The IJ identified missing documentary evidence and Canales-Portillo did not demonstrate that the evidence was unavailable. “No court shall reverse a determination made by a trier of fact with respect to the availability of corroborating evidence . . . unless the court finds . . . that a reasonable trier of fact is compelled to conclude that such corroborating evidence is unavailable.” 8 U.S.C. § 1252(b)(4). Canales-Portillo testified that he was with his friend Dimas when he was first attacked in 2012, and that Dimas took him to the community clinic and then brought him home. But when asked why he did not have a written statement from Dimas, he confirmed there was no reason. See Wei Sun, 883 F.3d at 31. The IJ also identified a statement from Canales-Portillo’s father and medical records from his visits to a clinic following his attacks as evidence that could have been submitted. And Canales-Portillo acknowledged that he was in regular contact with his father, then inconsistently testified that he could ask his father for a statement, that he already had, and that he did not think a statement was needed. Similarly, as to clinic records, Canales-Portillo opined that there might not be records, but ultimately confirmed that he did not know if there were, reflecting that he had not attempted to obtain them. Finally, when asked why he did not have a letter from the FMLN about his work for his father’s campaign and the attacks that resulted from those activities, Canales-Portillo essentially conceded that the evidence was available, but that he had not presented it.
In all these instances, Canales-Portillo failed to provide reasonably available evidence or adequately explain the absence of evidence that could have corroborated the events that were central to his claim. Given the credibility issues and the lack of corroboration, the agency did not err in concluding that Canales- Portillo failed to meet his burden of proof. See 8 U.S.C. § 1158(b)(1)(B)(ii), (iii); Xiu Xia Lin, 534 F.3d at 167; Biao Yang, 496 F.3d at 273; Wei Sun, 883 F.3d at 31.
The burden finding is dispositive of asylum, withholding of removal, and CAT relief because all three claims are based on the same factual predicate.

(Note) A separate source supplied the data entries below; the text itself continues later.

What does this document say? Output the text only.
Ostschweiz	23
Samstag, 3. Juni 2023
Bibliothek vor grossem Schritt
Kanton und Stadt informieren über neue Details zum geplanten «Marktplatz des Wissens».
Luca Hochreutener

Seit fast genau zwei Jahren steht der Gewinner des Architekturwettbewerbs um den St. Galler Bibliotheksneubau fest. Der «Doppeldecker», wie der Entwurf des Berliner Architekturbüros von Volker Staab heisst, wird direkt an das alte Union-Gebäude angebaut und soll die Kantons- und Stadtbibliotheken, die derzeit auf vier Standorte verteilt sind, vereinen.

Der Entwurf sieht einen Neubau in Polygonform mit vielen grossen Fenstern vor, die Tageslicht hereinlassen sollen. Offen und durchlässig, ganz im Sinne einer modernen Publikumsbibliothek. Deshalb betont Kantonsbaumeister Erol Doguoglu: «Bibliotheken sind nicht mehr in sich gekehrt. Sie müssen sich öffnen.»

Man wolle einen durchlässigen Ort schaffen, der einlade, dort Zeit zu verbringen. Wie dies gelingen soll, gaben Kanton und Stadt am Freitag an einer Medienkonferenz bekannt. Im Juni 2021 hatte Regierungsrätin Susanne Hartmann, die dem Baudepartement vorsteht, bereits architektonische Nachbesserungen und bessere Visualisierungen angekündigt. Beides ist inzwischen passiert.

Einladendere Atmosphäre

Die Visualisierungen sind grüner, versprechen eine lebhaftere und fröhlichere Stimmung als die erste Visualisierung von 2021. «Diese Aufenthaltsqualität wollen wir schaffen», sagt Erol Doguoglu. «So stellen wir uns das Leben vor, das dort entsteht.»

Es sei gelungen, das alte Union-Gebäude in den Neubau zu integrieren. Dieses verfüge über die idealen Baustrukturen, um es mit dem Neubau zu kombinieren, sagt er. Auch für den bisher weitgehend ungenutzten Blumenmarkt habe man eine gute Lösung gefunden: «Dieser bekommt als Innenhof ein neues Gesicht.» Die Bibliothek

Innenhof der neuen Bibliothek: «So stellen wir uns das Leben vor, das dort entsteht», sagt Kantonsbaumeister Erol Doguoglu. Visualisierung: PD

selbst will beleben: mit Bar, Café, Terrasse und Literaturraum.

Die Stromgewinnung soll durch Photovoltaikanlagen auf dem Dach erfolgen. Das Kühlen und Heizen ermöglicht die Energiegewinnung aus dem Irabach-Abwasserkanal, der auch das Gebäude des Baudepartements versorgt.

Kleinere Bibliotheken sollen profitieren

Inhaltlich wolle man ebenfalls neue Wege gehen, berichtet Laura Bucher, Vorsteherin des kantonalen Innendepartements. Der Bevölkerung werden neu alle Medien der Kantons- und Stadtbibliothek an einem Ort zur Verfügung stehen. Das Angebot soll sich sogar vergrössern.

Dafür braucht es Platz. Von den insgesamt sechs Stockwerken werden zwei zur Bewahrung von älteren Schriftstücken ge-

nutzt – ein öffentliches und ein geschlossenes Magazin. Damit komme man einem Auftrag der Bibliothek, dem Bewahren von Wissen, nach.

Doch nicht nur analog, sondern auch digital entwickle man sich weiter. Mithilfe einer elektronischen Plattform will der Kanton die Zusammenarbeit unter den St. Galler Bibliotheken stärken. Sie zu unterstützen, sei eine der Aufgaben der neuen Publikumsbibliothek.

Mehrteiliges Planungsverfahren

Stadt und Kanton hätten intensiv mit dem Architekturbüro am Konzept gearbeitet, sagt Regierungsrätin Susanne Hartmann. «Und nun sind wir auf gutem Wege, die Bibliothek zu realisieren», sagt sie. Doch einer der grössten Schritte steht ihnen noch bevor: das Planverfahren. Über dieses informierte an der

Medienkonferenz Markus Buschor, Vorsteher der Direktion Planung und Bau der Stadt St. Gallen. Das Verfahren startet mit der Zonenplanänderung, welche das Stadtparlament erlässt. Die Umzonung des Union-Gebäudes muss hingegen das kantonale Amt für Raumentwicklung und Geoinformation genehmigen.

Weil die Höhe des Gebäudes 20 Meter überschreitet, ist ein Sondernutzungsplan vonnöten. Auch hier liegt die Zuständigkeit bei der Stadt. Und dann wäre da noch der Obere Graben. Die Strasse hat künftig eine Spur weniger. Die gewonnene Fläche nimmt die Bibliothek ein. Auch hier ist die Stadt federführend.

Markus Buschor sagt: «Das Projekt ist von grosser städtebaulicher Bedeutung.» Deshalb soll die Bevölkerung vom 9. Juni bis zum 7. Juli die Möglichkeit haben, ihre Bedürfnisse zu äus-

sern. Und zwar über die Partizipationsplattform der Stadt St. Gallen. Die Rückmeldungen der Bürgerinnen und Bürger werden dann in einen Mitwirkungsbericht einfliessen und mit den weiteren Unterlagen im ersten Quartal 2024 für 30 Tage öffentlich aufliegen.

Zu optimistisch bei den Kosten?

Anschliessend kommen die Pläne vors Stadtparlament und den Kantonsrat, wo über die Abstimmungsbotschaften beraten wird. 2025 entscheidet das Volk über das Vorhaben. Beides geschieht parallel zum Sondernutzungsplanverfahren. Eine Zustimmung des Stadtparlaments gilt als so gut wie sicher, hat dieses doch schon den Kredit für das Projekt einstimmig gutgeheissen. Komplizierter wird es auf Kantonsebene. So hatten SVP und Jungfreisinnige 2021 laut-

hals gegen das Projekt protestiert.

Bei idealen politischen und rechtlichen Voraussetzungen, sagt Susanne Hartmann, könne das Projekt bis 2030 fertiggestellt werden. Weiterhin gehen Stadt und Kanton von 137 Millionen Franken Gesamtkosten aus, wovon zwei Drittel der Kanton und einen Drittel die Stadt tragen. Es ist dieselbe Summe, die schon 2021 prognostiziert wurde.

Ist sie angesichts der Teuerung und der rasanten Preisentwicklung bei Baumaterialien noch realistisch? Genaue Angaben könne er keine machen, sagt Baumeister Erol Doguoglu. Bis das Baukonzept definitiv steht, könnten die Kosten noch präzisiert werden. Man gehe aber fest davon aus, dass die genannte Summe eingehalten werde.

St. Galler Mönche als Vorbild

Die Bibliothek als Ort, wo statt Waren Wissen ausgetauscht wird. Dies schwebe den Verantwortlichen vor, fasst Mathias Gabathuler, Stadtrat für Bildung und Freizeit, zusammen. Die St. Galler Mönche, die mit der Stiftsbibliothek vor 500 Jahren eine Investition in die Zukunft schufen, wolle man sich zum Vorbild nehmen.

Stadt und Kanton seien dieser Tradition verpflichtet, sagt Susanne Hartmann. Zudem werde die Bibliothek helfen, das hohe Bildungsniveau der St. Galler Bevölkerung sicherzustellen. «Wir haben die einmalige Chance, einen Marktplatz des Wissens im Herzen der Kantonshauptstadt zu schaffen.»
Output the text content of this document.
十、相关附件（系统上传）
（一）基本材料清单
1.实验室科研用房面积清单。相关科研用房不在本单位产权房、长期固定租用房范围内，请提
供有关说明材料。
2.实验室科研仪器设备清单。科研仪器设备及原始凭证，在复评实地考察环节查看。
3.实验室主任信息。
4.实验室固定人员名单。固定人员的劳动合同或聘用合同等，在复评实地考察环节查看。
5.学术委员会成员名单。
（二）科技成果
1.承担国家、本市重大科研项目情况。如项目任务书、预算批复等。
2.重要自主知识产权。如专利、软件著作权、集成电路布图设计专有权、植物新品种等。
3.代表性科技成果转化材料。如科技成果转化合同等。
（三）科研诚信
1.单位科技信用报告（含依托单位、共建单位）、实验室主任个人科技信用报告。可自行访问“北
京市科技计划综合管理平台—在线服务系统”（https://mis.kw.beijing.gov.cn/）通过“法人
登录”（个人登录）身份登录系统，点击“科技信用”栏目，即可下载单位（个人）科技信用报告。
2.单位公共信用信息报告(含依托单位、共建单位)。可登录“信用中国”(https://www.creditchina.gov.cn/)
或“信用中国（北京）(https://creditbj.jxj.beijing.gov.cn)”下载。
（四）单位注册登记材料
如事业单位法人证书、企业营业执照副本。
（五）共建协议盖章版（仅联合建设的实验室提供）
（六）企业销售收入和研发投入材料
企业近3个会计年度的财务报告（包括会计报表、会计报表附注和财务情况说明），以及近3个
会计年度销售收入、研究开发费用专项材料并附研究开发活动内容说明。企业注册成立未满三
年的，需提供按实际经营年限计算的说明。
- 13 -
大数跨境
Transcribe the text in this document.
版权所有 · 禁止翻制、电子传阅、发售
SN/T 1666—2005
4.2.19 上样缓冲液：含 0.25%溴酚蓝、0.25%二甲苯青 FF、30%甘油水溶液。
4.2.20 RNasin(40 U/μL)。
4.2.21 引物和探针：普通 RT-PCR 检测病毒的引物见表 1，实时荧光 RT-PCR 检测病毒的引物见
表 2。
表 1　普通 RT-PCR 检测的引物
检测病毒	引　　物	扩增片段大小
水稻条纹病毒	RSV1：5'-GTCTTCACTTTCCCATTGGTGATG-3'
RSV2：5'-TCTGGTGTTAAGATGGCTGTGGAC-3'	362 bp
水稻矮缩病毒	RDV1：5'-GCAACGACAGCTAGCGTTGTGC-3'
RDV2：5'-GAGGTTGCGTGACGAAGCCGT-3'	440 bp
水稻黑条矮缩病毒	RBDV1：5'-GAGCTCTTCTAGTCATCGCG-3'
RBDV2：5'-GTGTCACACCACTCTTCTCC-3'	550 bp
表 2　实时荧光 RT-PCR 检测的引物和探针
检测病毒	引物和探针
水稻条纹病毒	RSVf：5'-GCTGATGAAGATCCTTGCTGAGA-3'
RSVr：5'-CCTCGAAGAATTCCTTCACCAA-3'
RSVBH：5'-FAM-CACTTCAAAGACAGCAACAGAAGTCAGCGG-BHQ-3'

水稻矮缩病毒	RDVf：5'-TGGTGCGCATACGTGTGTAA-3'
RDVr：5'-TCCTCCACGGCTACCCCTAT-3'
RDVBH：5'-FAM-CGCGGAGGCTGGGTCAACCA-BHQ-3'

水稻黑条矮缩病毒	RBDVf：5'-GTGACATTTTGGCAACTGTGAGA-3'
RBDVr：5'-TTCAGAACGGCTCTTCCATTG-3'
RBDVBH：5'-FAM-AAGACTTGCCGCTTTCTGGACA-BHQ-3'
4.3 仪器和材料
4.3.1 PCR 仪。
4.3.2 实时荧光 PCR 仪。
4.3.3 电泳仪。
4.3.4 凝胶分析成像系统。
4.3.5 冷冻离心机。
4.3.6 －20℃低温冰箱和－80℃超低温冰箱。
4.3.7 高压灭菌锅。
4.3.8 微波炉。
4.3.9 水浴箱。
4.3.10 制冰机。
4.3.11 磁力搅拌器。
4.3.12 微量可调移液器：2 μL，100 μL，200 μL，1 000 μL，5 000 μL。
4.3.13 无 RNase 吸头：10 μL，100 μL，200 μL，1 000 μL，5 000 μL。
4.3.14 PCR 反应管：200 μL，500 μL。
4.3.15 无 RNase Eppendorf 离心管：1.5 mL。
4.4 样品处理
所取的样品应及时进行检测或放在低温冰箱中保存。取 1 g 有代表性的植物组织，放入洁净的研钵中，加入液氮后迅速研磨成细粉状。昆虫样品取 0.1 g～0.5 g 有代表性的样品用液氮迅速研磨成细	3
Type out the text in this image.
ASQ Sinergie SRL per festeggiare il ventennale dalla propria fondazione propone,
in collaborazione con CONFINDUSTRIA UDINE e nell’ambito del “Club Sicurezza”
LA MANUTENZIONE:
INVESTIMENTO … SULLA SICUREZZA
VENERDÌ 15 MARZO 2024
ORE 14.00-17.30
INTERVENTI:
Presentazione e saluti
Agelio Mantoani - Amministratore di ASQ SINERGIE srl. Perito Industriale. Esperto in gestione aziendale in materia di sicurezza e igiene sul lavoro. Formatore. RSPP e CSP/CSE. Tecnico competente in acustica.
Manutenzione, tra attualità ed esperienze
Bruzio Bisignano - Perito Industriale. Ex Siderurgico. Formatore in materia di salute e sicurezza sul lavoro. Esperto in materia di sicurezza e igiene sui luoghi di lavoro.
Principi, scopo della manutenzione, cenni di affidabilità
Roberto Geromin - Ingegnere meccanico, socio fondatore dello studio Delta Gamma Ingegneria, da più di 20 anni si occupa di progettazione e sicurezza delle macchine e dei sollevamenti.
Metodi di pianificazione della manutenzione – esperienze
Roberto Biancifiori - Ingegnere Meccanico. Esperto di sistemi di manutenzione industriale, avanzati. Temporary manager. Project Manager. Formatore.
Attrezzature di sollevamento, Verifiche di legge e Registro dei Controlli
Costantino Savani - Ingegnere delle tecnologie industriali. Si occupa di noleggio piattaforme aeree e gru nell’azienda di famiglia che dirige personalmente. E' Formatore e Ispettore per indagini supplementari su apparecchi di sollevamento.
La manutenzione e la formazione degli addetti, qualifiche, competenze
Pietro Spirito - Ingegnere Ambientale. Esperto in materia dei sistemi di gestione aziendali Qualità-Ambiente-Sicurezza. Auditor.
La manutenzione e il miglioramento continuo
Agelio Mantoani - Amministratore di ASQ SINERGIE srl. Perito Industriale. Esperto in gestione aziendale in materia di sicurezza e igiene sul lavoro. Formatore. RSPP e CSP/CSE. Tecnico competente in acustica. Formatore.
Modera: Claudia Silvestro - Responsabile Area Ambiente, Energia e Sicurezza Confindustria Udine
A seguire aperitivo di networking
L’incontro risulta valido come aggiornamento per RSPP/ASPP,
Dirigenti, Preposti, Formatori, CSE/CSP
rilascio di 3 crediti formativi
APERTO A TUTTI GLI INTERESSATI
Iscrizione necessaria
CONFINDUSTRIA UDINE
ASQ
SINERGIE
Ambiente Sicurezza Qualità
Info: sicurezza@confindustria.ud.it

See Hong Fei Gao, 891 F.3d at 76 (“Where the same factual predicate underlies a petitioner’s claims for asylum, withholding of removal, and protection under the CAT, an adverse credibility determination forecloses all three forms of relief.”); Lecaj v. Holder, 616 F.3d 111, 119 (2d Cir. 2010) (holding that applicant who fails to establish chance of harm for asylum “necessarily fails to demonstrate the” higher standards for withholding of removal and CAT relief”).
For the foregoing reasons, the petition for review is DENIED. All pending motions and applications are DENIED and stays VACATED.